Uma de suas principais angústias foi não ter conseguido ganhar o que pretendia. “Tá certo que eu entrei sem nada, mas vou sair sem nada… Eu até queria ter o bastante pra eu trazer, porque eu saía de lá carregando nem que fosse a pé. Eu queria ter um quilo de ouro comigo. O pouquinho que eu ganhei, [vendi no próprio garimpo e] fizeram transferência por pix”.

Outro que está no grupo é um venezuelano que, por sua condição de imigrante, não quis se identificar.
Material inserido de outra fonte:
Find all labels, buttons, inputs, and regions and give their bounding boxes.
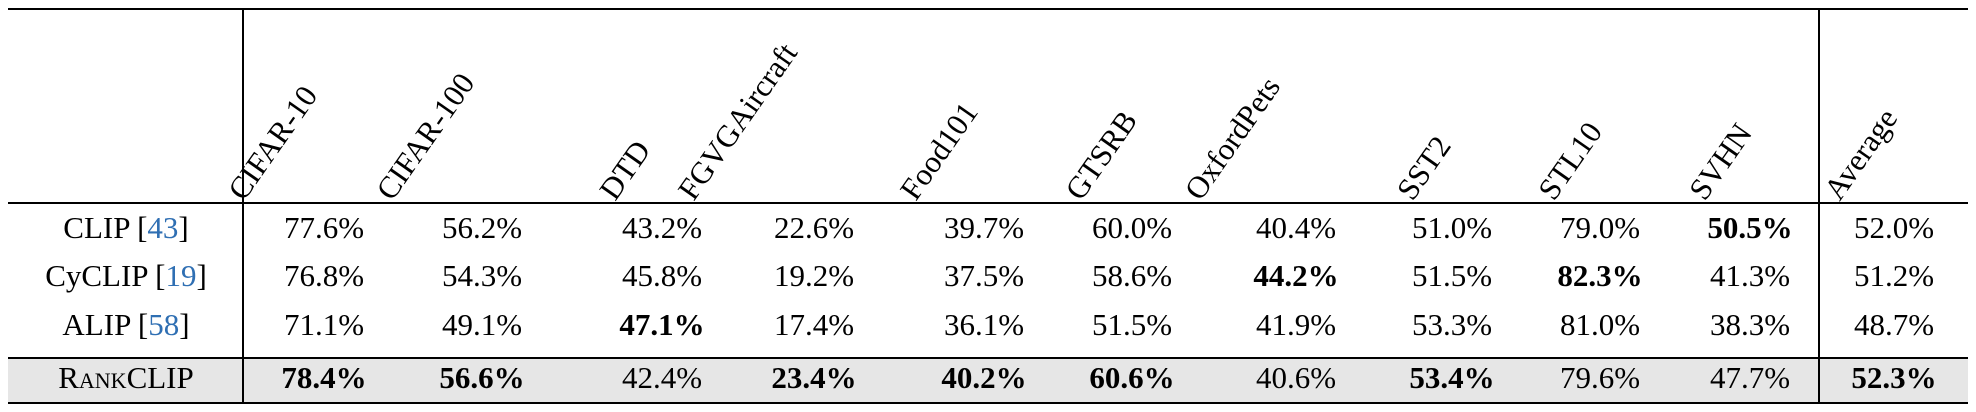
citation-link[interactable]: 43: [147, 210, 179, 245]
table-cell: 58.6%: [1091, 258, 1173, 293]
column-header: STL10: [1530, 115, 1610, 207]
table-cell: 45.8%: [621, 258, 703, 293]
table-cell: 43.2%: [621, 210, 703, 245]
column-header: SST2: [1389, 129, 1458, 207]
table-cell: 48.7%: [1853, 307, 1935, 342]
row-model-label: CLIP [43]: [63, 210, 189, 245]
column-header: Food101: [892, 95, 985, 207]
table-cell: 52.3%: [1851, 360, 1937, 395]
table-cell: 36.1%: [943, 307, 1025, 342]
column-header: GTSRB: [1058, 104, 1145, 207]
table-cell: 78.4%: [281, 360, 367, 395]
results-table: CIFAR-10 CIFAR-100 DTD FGVGAircraft Food…: [8, 8, 1968, 404]
bottom-rule: [8, 402, 1968, 404]
row-model-label: ALIP [58]: [62, 307, 190, 342]
table-cell: 49.1%: [441, 307, 523, 342]
column-header: DTD: [592, 133, 658, 207]
table-cell: 39.7%: [943, 210, 1025, 245]
table-cell: 44.2%: [1253, 258, 1339, 293]
table-cell: 51.5%: [1411, 258, 1493, 293]
table-cell: 22.6%: [773, 210, 855, 245]
table-cell: 51.2%: [1853, 258, 1935, 293]
table-cell: 40.6%: [1255, 360, 1337, 395]
table-cell: 71.1%: [283, 307, 365, 342]
table-cell: 82.3%: [1557, 258, 1643, 293]
average-column-divider: [1818, 8, 1820, 404]
table-cell: 60.0%: [1091, 210, 1173, 245]
column-header: FGVGAircraft: [670, 36, 805, 207]
table-cell: 79.0%: [1559, 210, 1641, 245]
column-header: CIFAR-100: [369, 66, 482, 207]
row-model-label-highlighted: RankCLIP: [58, 360, 194, 395]
table-cell: 41.9%: [1255, 307, 1337, 342]
top-rule: [8, 8, 1968, 10]
row-model-label: CyCLIP [19]: [45, 258, 207, 293]
highlight-top-rule: [8, 357, 1968, 359]
citation-link[interactable]: 19: [165, 258, 197, 293]
table-cell: 76.8%: [283, 258, 365, 293]
table-cell: 38.3%: [1709, 307, 1791, 342]
table-cell: 40.2%: [941, 360, 1027, 395]
table-cell: 40.4%: [1255, 210, 1337, 245]
table-cell: 17.4%: [773, 307, 855, 342]
table-cell: 77.6%: [283, 210, 365, 245]
highlight-row-background: [8, 357, 1968, 404]
table-cell: 47.1%: [619, 307, 705, 342]
table-cell: 23.4%: [771, 360, 857, 395]
column-header: Average: [1816, 101, 1905, 207]
table-cell: 37.5%: [943, 258, 1025, 293]
table-cell: 47.7%: [1709, 360, 1791, 395]
table-cell: 53.4%: [1409, 360, 1495, 395]
table-cell: 51.5%: [1091, 307, 1173, 342]
model-column-divider: [242, 8, 244, 404]
table-cell: 52.0%: [1853, 210, 1935, 245]
table-cell: 19.2%: [773, 258, 855, 293]
table-cell: 51.0%: [1411, 210, 1493, 245]
table-cell: 42.4%: [621, 360, 703, 395]
table-cell: 56.2%: [441, 210, 523, 245]
table-cell: 79.6%: [1559, 360, 1641, 395]
table-cell: 60.6%: [1089, 360, 1175, 395]
table-cell: 53.3%: [1411, 307, 1493, 342]
table-cell: 54.3%: [441, 258, 523, 293]
table-cell: 81.0%: [1559, 307, 1641, 342]
column-header: CIFAR-10: [220, 79, 325, 207]
header-rule: [8, 202, 1968, 204]
table-cell: 50.5%: [1707, 210, 1793, 245]
column-header: OxfordPets: [1177, 70, 1288, 207]
table-cell: 56.6%: [439, 360, 525, 395]
column-header: SVHN: [1681, 116, 1759, 207]
table-cell: 41.3%: [1709, 258, 1791, 293]
citation-link[interactable]: 58: [148, 307, 180, 342]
No Brasil há seis anos, ele diz trabalhar nas terras yanomami há mais de dois. “Vou voltar pra Venezuela. Porque pagar aluguel aqui, não dá”.

Ele conta que chegou a tentar se inserir no mercado de trabalho formal brasileiro, mas não conseguiu. A opção foi tentar a vida no garimpo. Mas, depois de ter que fugir das terras yanomami, assim como Brandão, não quer mais saber desse tipo de trabalho.

Já o maranhense Aldecir Ferreira da Silva, de 60 anos, que trabalha com garimpo há mais de 40 anos, demonstra insatisfação com as ações policiais para expulsar garimpeiros das terras indígenas. “O cara vem ganhar um dinheiro pra pagar o estudo do filho, pra comprar o que comer, e o que tá acontecendo aí? Nós ‘tava’ ali trabalhando e agora ‘tem que vim’ embora todo mundo… Isso é errado. Eu tava há sete meses aí. A ordem [dos policiais] é pra [gente] ser preso. Quem não fica preocupado em ser preso? Por isso eu vim embora. Todo mundo tá preocupado com a prisão”.

Os três aceitam conversar, mas não querem ser fotografados pela reportagem. Estão cansados e só pensam em sair dali. Fazem um almoço rápido numa pequena pensão e depois caem na estrada, inicialmente, rumo a Boa Vista, e depois para algum lugar, longe das terras yanomami.